To call Planetary Unknown a “new” band is a little misleading. This album is the first made by David S. Ware together with Cooper-Moore, William Parker and Muhammad Ali all at one time, yes. But the shared history of collaborations and session support between these four jazz elders goes all the way back to the Nixon administration. In a loose sense, Planetary Unknown has always been around. But now they’re…you know…together.

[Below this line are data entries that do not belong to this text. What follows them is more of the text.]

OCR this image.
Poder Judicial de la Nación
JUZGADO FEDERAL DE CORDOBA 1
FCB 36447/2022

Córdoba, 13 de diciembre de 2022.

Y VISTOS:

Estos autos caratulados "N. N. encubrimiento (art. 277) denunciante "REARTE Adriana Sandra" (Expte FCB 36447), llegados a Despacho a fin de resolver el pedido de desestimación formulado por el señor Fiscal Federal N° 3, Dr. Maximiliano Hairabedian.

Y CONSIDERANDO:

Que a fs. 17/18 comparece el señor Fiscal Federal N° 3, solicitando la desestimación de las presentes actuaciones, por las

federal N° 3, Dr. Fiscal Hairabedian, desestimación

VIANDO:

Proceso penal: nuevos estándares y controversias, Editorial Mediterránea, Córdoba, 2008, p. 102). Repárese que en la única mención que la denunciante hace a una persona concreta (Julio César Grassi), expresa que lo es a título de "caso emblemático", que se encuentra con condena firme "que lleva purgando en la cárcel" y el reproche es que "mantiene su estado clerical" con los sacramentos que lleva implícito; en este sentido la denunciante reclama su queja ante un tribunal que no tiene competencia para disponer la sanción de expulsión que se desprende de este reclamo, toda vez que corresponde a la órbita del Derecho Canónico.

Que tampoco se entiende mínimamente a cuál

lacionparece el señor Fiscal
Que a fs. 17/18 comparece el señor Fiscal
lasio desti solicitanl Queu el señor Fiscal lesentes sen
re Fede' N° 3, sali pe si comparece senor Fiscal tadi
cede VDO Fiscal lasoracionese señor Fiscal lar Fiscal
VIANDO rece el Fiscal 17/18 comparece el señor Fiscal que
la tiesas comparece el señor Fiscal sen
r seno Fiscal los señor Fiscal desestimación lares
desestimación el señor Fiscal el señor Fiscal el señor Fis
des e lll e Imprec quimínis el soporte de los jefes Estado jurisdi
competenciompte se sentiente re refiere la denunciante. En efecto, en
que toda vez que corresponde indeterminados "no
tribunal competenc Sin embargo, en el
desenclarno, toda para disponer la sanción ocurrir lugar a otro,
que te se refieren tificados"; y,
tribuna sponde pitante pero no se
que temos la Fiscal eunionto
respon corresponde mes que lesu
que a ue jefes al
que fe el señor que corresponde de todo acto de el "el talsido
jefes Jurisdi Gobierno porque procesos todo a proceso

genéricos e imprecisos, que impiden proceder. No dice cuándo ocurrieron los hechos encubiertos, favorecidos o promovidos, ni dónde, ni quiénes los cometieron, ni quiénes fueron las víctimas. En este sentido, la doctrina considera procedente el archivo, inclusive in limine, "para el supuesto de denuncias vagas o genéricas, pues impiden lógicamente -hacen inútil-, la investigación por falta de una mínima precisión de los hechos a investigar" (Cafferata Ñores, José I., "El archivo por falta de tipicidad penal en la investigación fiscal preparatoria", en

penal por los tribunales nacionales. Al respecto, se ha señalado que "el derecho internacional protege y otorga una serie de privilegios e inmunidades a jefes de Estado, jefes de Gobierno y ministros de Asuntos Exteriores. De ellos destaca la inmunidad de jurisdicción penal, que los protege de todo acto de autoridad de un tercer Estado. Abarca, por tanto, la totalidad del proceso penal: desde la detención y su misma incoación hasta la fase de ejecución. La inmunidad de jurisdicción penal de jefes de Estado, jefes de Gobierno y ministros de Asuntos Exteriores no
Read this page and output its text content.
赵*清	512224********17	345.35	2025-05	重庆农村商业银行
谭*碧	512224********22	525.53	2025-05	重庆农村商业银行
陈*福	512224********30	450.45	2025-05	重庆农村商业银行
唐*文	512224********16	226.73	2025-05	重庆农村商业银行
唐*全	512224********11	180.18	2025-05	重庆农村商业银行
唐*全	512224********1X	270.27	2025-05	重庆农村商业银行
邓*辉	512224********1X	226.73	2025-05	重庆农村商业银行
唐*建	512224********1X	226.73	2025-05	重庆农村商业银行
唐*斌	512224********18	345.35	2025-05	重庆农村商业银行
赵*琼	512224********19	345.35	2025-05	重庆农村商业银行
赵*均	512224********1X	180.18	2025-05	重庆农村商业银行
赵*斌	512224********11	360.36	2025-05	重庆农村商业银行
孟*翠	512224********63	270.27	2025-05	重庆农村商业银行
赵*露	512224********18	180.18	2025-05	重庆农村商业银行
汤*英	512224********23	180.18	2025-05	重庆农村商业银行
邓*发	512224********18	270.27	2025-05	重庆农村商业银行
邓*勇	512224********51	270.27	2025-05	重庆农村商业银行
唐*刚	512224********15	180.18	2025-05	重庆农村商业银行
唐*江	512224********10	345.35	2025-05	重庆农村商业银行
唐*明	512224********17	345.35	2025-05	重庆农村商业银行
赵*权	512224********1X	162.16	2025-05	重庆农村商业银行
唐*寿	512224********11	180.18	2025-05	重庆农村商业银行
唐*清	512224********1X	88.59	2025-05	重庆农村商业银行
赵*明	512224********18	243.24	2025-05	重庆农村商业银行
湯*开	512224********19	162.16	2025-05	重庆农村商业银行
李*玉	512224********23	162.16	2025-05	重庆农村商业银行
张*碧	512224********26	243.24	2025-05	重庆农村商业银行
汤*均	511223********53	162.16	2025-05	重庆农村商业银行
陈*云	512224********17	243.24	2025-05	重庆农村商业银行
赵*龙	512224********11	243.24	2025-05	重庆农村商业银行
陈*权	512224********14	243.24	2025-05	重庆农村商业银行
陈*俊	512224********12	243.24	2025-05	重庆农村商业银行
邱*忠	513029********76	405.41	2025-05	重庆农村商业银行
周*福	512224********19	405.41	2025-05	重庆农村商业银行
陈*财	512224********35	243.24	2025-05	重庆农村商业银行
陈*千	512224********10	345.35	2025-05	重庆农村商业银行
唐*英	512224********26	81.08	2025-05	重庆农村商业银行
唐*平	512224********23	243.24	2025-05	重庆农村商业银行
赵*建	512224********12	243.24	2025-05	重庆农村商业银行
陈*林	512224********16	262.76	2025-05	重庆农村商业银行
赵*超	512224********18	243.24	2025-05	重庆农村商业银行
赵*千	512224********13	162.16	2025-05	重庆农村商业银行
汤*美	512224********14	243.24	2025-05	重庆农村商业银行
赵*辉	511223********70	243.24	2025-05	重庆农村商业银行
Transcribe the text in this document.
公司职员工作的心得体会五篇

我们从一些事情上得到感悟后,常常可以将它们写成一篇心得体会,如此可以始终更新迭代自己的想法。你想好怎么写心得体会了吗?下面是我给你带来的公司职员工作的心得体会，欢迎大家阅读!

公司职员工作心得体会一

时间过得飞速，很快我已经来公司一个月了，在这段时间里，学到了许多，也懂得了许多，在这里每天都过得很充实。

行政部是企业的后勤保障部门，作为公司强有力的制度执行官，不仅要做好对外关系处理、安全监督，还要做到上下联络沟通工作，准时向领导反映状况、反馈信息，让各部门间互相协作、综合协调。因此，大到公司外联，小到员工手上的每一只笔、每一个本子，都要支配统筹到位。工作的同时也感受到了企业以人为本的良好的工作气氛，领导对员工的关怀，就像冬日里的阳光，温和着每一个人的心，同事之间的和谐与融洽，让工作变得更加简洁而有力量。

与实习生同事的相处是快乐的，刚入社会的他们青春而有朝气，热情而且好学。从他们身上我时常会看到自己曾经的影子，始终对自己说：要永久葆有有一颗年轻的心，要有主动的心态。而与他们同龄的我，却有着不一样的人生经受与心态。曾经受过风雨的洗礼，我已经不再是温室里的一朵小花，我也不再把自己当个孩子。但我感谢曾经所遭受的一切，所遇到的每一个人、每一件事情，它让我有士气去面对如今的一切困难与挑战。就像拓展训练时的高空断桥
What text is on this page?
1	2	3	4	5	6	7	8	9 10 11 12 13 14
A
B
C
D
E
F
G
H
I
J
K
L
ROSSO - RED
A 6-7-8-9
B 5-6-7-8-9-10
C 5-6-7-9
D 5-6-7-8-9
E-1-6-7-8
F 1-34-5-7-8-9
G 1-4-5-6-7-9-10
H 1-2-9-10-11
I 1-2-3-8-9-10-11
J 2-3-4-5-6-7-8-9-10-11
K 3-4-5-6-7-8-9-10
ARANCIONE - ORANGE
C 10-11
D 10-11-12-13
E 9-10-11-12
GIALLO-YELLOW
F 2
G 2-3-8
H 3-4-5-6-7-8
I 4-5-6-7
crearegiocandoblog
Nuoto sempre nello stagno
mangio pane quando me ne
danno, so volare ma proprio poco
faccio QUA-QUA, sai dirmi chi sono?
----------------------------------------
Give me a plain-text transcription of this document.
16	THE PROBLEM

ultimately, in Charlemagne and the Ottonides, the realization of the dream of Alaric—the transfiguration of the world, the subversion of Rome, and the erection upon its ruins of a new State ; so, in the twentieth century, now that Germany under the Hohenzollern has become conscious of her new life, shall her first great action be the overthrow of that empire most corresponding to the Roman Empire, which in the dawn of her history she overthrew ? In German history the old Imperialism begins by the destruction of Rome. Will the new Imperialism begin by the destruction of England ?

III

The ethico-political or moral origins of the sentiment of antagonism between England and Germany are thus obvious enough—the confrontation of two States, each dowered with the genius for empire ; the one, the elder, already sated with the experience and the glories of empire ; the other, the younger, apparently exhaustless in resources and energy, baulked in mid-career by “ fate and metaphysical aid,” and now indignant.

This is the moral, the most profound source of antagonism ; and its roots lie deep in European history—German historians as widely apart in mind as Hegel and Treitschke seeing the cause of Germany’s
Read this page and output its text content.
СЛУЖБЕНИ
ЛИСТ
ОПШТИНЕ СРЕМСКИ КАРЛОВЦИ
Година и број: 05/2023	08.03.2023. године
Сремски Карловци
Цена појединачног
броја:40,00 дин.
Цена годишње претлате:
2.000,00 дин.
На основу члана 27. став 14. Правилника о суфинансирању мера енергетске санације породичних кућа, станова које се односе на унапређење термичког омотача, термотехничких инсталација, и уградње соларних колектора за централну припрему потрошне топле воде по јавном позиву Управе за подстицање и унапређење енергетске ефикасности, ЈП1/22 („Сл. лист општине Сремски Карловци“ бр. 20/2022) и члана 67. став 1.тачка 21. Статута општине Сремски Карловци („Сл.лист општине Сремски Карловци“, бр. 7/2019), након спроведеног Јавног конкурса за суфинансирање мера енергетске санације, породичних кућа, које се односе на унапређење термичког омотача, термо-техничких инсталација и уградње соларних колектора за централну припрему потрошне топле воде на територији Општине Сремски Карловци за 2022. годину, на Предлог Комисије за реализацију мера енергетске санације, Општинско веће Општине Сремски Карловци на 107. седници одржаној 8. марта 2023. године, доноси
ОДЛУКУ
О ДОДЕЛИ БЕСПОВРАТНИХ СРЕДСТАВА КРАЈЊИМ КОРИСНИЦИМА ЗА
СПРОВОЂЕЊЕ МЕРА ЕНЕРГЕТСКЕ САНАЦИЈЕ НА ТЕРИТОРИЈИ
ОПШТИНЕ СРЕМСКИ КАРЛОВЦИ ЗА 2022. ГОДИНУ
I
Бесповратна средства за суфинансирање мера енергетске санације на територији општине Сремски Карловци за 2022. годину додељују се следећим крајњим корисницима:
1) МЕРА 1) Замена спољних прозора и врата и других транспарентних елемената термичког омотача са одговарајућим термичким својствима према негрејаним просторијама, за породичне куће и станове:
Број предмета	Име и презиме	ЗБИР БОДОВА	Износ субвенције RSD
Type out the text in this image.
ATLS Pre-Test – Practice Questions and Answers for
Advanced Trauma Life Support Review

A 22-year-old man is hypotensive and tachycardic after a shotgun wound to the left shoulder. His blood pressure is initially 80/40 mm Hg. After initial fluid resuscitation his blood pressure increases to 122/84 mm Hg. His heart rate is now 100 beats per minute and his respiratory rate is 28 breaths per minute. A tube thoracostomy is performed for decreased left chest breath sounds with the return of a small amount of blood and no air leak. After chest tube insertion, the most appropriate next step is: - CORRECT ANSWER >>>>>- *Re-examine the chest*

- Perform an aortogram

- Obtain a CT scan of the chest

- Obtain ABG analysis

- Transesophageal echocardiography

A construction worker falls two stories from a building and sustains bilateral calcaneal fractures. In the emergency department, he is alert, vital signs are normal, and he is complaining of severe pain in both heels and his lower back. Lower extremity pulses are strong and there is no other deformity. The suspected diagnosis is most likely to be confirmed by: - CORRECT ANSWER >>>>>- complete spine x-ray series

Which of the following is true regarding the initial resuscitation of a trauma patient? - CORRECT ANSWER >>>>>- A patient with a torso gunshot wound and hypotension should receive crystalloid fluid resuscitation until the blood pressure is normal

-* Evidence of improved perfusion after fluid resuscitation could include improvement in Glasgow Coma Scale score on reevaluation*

Planetary Unknown is largely getting credited as a David S. Ware project, but that seems to be more for marketing convenience than anything else. Between Ware, Cooper-Moore, Parker and Ali, it’s not crystal clear who is steering the pack. It makes sense that Ware, as the saxophonist, would take many of the leads. But pianist Cooper-Moore creates a great deal of shading that doesn’t need to take its cues from the solo flights Ware is providing. Bassist William Parker and drummer Muhammad Ali seem to be bouncing off one another, so they aren’t the captains of the ship, either. But that’s the way things operate when you have four hardened veterans playing music that is 100 percent made-up on the spot.
If you heard Ware’s Onecept from last year, you already know that he and Parker have plunged into these deep waters together before. Onecept was totally unscripted, spontaneous. It took you up, down and all around with very few signposts along the way acquainting you with a form. Planetary Unknown is the same story only now there is a piano (and Ali instead of Warren Smith on drums). It presents the same challenges, but maybe in an even wider chasm. Because, let’s face it: free jazz may never receive the wide acceptance its fans think it may deserve.
Cooper-Moore’s piano style is daunting, even for this album. Being the one instrument capable of playing chords in the traditional sense, you would think that the piano would be more of a harmonic anchor for Planetary Unknown. This silly idea gets pulverized by Cooper-Moore, channeling Cecil Taylor doing an impersonation of a spider weaving a web while on speed. All the while, Ware’s sax is relentless. One would never guess he recently underwent a kidney transplant after hearing him roll and flutter a note in the dirt for a good 10 bars. The opening track, “Passage Wudang”, sharply darts through what feels like a prolonged climax, lasting over 20 minutes. This is why free jazz is so exhausting to its detractors. They feel like the way the planet looks on the front and the back of the digipak: ravaged by sun, wind and rain. And what should change up the pace? A gut-busting drum solo from Ali.
Cooper-Moore and William Parker sit out for one track, the oddly titled “Duality is One”. But on a certain level, it’s not a stretch to say that a duet between Ware and Ali reaches a point of “oneness”. In fact, it happens pretty early on with Whack. Here, both men land on an emphasis together with no preamble, which is impressive considering how free jazz often revels in an elastic meter, one that can drive your toes crazy. So how did Ware and Ali accomplish that? If following the veterans of old school post-bop and free jazz has taught me anything, it’s that a sense of telepathy comes with duking it out together for years and years. Not just shifting dynamics or ending a song together, but a telepathy that runs deeper and can’t be accurately described. Only witnessed. Planetary Unknown, at the very least, is a display. And a hard won one at that.